The reason the book has stayed in my head is twofold. First it’s still a warning of how easy to is to slip into a situation that is seemingly impossible and yet totally possible. How easy it is to live one’s life ignoring what’s going on around you till it’s too late. How easy it is to give up personal freedom and ideals in exchange of personal safety, how it is everybody’s responsibility to take action before it’s too late. Secondly I felt there was an underlying sense of optimism and hope, yes, hope, that wasn’t there in the Handmaid’s tale. I felt that Attwood, in the end has enough faith in the human spirit, in people – in women, but also in men – that one day we’ll wake up and realise that we need to act and stop being spectators. Perhaps the book is a call to action. Where the book fails for me is at the end… and without giving too much away… I felt it turned into a hunger games/maze runner type adventure. Perhaps I read too much YF in the past… perhaps not.

So yes, read it. She is an amazing writer.
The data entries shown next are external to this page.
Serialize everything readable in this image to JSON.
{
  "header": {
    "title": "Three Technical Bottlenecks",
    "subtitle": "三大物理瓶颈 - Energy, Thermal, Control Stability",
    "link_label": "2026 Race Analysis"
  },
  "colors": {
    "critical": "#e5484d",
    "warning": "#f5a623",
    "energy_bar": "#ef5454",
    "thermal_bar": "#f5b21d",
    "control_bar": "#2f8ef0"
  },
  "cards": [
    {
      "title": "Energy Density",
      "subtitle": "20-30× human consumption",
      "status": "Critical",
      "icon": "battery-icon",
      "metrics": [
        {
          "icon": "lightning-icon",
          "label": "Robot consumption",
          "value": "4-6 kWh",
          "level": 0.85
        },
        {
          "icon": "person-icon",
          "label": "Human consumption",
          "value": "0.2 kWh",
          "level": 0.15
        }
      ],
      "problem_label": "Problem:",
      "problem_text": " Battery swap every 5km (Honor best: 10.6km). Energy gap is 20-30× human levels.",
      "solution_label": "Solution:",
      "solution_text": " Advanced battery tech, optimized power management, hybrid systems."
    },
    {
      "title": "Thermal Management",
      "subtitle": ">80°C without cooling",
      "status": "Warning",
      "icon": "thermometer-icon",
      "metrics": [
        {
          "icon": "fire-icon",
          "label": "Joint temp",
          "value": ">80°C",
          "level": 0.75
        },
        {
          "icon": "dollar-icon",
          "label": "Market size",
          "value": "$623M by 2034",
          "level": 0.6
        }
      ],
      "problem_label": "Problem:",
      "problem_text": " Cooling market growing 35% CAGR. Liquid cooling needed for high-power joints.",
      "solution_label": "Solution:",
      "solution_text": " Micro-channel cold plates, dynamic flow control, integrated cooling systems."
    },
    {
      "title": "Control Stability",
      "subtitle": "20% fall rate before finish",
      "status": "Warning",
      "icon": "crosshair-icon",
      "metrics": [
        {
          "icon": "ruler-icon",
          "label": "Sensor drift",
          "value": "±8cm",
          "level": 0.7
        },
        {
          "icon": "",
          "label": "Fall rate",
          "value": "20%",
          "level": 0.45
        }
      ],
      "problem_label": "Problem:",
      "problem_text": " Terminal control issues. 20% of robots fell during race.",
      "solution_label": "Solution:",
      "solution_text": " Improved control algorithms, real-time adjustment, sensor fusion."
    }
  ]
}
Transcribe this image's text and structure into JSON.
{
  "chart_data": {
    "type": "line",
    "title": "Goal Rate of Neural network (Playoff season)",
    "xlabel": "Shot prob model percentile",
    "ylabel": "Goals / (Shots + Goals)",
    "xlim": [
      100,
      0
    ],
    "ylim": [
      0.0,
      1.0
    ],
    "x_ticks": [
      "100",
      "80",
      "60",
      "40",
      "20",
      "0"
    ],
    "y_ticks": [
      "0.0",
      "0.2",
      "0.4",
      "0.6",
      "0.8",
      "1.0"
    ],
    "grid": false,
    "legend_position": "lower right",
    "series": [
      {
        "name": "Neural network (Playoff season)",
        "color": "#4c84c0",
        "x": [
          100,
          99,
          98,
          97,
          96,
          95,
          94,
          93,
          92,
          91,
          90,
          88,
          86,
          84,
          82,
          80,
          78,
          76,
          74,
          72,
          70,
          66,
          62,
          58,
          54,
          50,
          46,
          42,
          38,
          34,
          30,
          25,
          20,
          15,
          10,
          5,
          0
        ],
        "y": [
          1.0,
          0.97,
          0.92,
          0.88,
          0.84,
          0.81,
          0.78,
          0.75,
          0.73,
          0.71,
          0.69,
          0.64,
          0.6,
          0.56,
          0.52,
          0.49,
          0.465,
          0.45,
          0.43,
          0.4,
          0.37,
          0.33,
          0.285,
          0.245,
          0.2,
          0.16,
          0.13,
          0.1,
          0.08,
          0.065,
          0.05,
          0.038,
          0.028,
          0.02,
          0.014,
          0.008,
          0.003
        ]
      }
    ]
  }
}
This books IS lighter, has less gravitas than the Handmaid’s Tale, and in my opinion it’s not as good BUT it is worth reading. Read it slowly. Take in the details. The devil really is in the details here.

And then let me know what you think.

Do I believe it’s worth the Booker Price? Hard to say without having read any of the other ones as comparison, and it will be interesting to see if the hype will help or it’ll hinder. If I have to put money on it I’d say no, it shouldn’t win, even if I think Attwood is one of the best living writers out there.